The thought of two babies getting switched at birth may be on the list of worries for expectant parents, no matter how probable the scenario really is. Though very unlikely, you do hear real stories of babies being switched at birth every so often. You can Google it or check out a wonderful episode of This American Life entitled "Switched At Birth" if you do want to hear one such true tale. So it's possible that a movie about to premiere on Lifetime presenting a story on this subject, Cradle Swapping, could be based on a true story, too.
Cradle Swapping, which premieres on Sunday, May 7 at 8 p.m. ET on Lifetime, follows new parents Alicia (Amanda Clayton) and Ray (Brandon Barash) as they welcome their daughter, Hannah, into the world. Shortly after Hannah's birth, the baby begins to show signs of drug withdrawal, even though Alicia did not drink alcohol or take drugs during her pregnancy. That, coupled with the fact that Hannah doesn't look anything like Alicia or Ray, prompts the parents to take a DNA test, which shows that she is not really their baby. Alicia and Ray discover that someone has swapped their daughter with another baby so that the mother could earn money by selling a healthy child to a high-end adoption ring. Alicia and Ray then decide to take matters into their own hands to track their real daughter down.

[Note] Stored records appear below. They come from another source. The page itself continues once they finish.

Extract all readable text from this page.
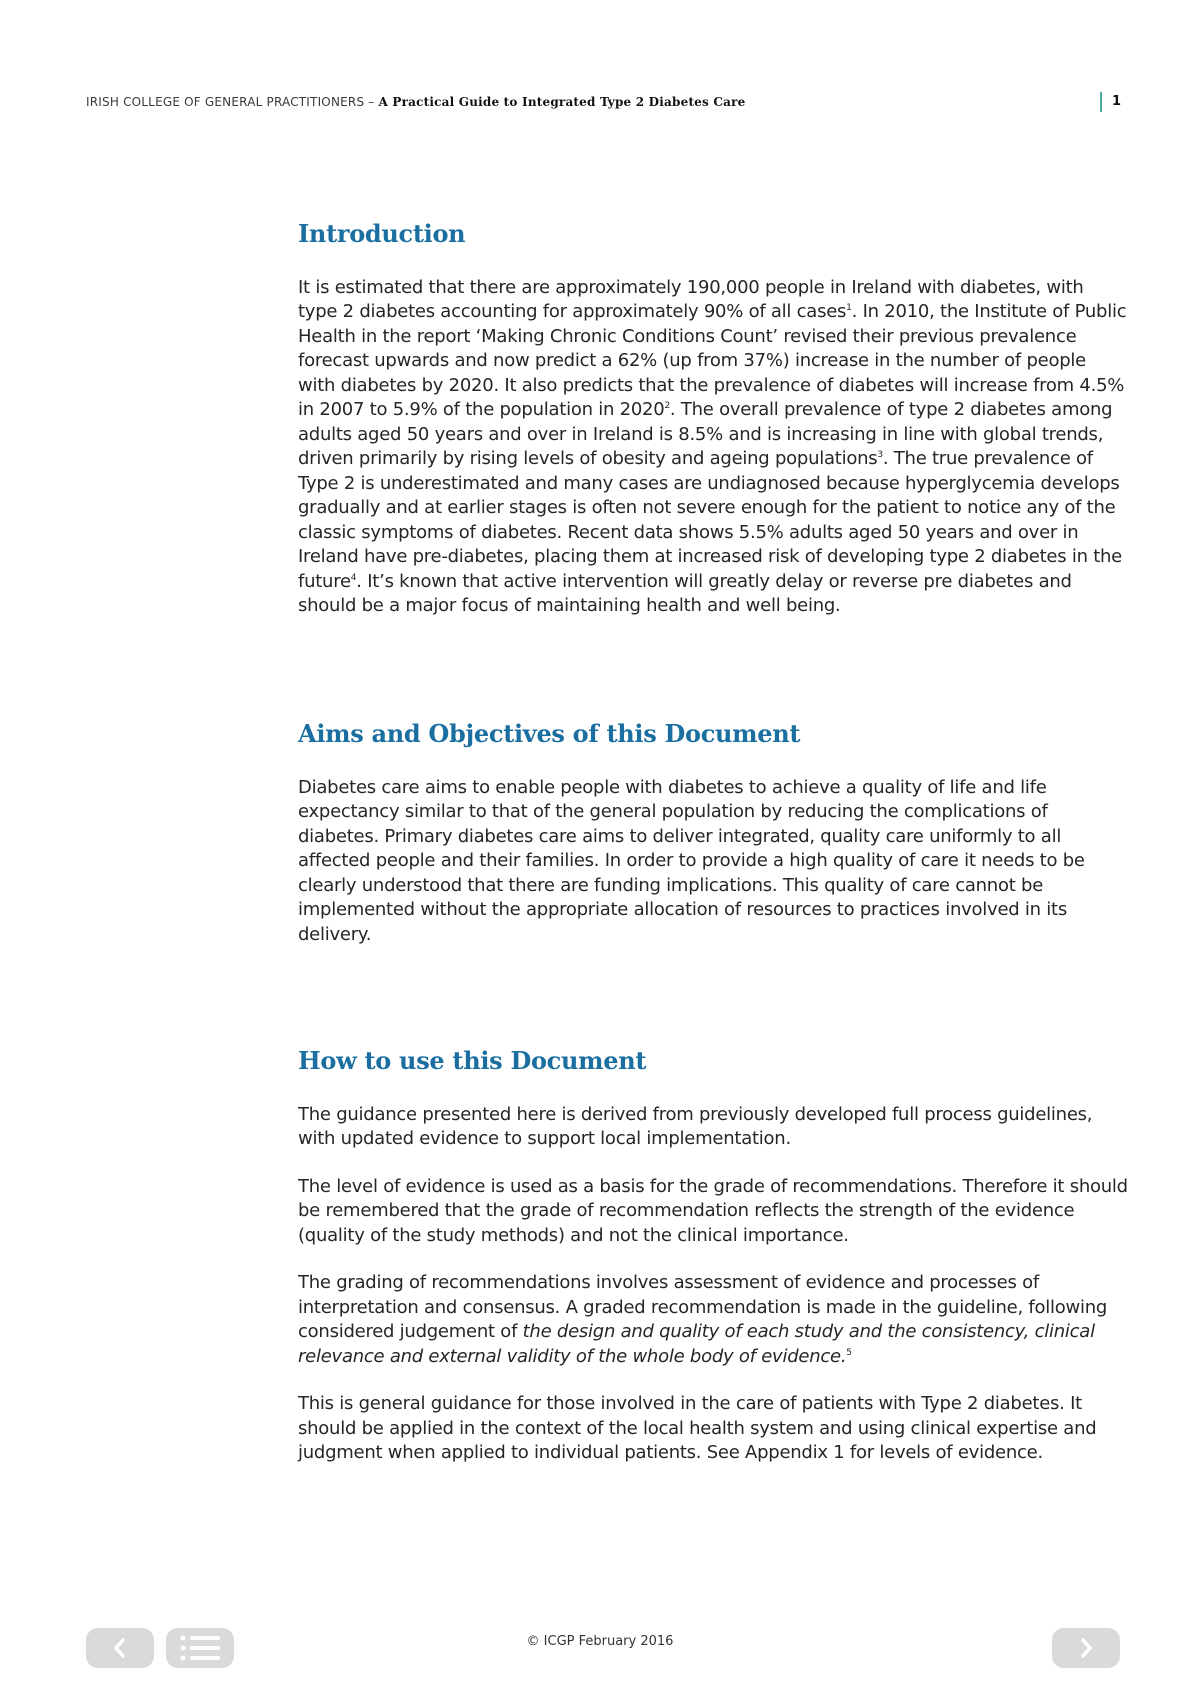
IRISH COLLEGE OF GENERAL PRACTITIONERS – A Practical Guide to Integrated Type 2 Diabetes Care	1
Introduction

It is estimated that there are approximately 190,000 people in Ireland with diabetes, with type 2 diabetes accounting for approximately 90% of all cases$^1$. In 2010, the Institute of Public Health in the report ‘Making Chronic Conditions Count’ revised their previous prevalence forecast upwards and now predict a 62% (up from 37%) increase in the number of people with diabetes by 2020. It also predicts that the prevalence of diabetes will increase from 4.5% in 2007 to 5.9% of the population in 2020$^2$. The overall prevalence of type 2 diabetes among adults aged 50 years and over in Ireland is 8.5% and is increasing in line with global trends, driven primarily by rising levels of obesity and ageing populations$^3$. The true prevalence of Type 2 is underestimated and many cases are undiagnosed because hyperglycemia develops gradually and at earlier stages is often not severe enough for the patient to notice any of the classic symptoms of diabetes. Recent data shows 5.5% adults aged 50 years and over in Ireland have pre-diabetes, placing them at increased risk of developing type 2 diabetes in the future$^4$. It’s known that active intervention will greatly delay or reverse pre diabetes and should be a major focus of maintaining health and well being.

Aims and Objectives of this Document

Diabetes care aims to enable people with diabetes to achieve a quality of life and life expectancy similar to that of the general population by reducing the complications of diabetes. Primary diabetes care aims to deliver integrated, quality care uniformly to all affected people and their families. In order to provide a high quality of care it needs to be clearly understood that there are funding implications. This quality of care cannot be implemented without the appropriate allocation of resources to practices involved in its delivery.

How to use this Document

The guidance presented here is derived from previously developed full process guidelines, with updated evidence to support local implementation.

The level of evidence is used as a basis for the grade of recommendations. Therefore it should be remembered that the grade of recommendation reflects the strength of the evidence (quality of the study methods) and not the clinical importance.

The grading of recommendations involves assessment of evidence and processes of interpretation and consensus. A graded recommendation is made in the guideline, following considered judgement of the design and quality of each study and the consistency, clinical relevance and external validity of the whole body of evidence.$^5$

This is general guidance for those involved in the care of patients with Type 2 diabetes. It should be applied in the context of the local health system and using clinical expertise and judgment when applied to individual patients. See Appendix 1 for levels of evidence.

© ICGP February 2016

Neither the synopsis for the movie on Lifetime's website or the one featured on the website of MarVista Entertainment, the production company behind Cradle Swapping, contains anything like the phrase "based on a true story." If a film was inspired by actual events, it usually tends to point that out in the synopsis or the materials about the movie. Since there's nothing like that as far as Cradle Swapping is concerned, it seems as though it is a fictional film.

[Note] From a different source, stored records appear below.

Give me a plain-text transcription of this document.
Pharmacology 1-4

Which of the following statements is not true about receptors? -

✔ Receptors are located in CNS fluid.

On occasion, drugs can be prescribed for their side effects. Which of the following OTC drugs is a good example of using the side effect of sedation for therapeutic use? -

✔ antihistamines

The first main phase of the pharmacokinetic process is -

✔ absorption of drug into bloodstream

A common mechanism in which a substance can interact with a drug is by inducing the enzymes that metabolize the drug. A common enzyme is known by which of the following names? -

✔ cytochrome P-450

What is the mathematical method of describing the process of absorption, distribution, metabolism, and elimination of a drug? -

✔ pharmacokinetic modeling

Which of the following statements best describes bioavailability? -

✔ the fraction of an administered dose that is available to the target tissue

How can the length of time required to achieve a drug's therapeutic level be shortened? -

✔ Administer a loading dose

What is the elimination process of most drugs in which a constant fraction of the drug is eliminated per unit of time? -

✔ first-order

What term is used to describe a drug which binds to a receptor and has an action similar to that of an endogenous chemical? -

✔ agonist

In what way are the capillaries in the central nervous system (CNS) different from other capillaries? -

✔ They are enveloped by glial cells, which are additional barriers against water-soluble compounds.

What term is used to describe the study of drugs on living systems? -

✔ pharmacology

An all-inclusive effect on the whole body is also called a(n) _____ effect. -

But of course, just liked switched-at-birth stories, child trafficking and black-market adoptions like the one presented in Cradle Swapping are all too real around the world. You can read up on the topic extensively online, as well as research what many organizations are doing to try and put an end to child trafficking.
Of course, if you want a bit of an escape from reality and want to check out some more fictional switched-at-birth stories, those exist, too. Most of the time in these works, the drama not only comes from the fact that the babies were switched at birth but also because the families that they've been switched into lead vastly different lives.
For example, in the miniseries, Switched at Birth, which stars Melissa Gilbert and Rosanna Arquette as new mothers whose babies end up having their name tags mixed up in the hospital, one woman comes from a comfortable, upper middle class lifestyle, while the other is a free-spirited single mom just trying to get by. The same plot device appears in the Freeform TV series Switched at Birth, which aired its series finale in April after five seasons. In the show, one teen from a wealthy family discovers that she was switched at birth with another teen who is from a working class background and who is also deaf. The onetime long-running British musical Blood Brothers, which first premiered in 1983, is also a tale of two twin brothers being separated at birth when their working class mother, unable to afford raising two more babies, decides to give one of the boys to a well-off woman who is unable to get pregnant. The boys' different upbringings end up determining the course that each of their respective lives takes.